ECLI:NL:CRVB:2016:794
Centrale Raad van Beroep
- Hoger beroep
- Rechtspraak.nl
Afwijzing aanvraag bijstandsuitkering wegens niet doorgeven verblijfslocatie door dakloze
In deze zaak gaat het om een hoger beroep van appellant tegen de uitspraak van de rechtbank Amsterdam, die zijn beroep tegen de afwijzing van zijn aanvraag om bijstand op grond van de Wet werk en bijstand (WWB) ongegrond heeft verklaard. Appellant, die dakloos is, ontving bijstand van 28 februari 2013 tot en met 17 december 2013. De bijstand werd ingetrokken omdat hij niet reageerde op oproepen voor een gesprek. Na een periode van afwezigheid in Dubai, diende appellant op 2 mei 2014 opnieuw een aanvraag in, maar gaf daarbij onvolledige informatie over zijn verblijfslocaties. Het college van burgemeester en wethouders van Amsterdam heeft zijn aanvraag afgewezen, omdat appellant niet voldeed aan zijn inlichtingenplicht. De rechtbank bevestigde deze afwijzing.

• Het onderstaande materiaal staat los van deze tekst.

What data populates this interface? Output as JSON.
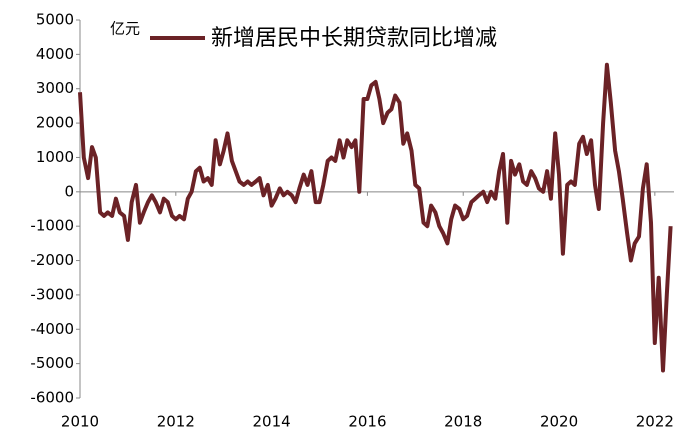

De Centrale Raad van Beroep oordeelt dat appellant onvoldoende informatie heeft verstrekt over zijn woon- en leefsituatie, wat essentieel is voor het vaststellen van zijn recht op bijstand. De Raad benadrukt dat ook daklozen verplicht zijn om controleerbare gegevens over hun verblijfplaats te verstrekken. Appellant heeft erkend dat hij op meerdere adressen verbleef, maar heeft deze wijzigingen niet doorgegeven aan het college. De Raad concludeert dat het college terecht heeft vastgesteld dat appellant zijn inlichtingenplicht heeft geschonden, waardoor zijn recht op bijstand niet kan worden vastgesteld. Het hoger beroep van appellant wordt afgewezen en de uitspraak van de rechtbank wordt bevestigd.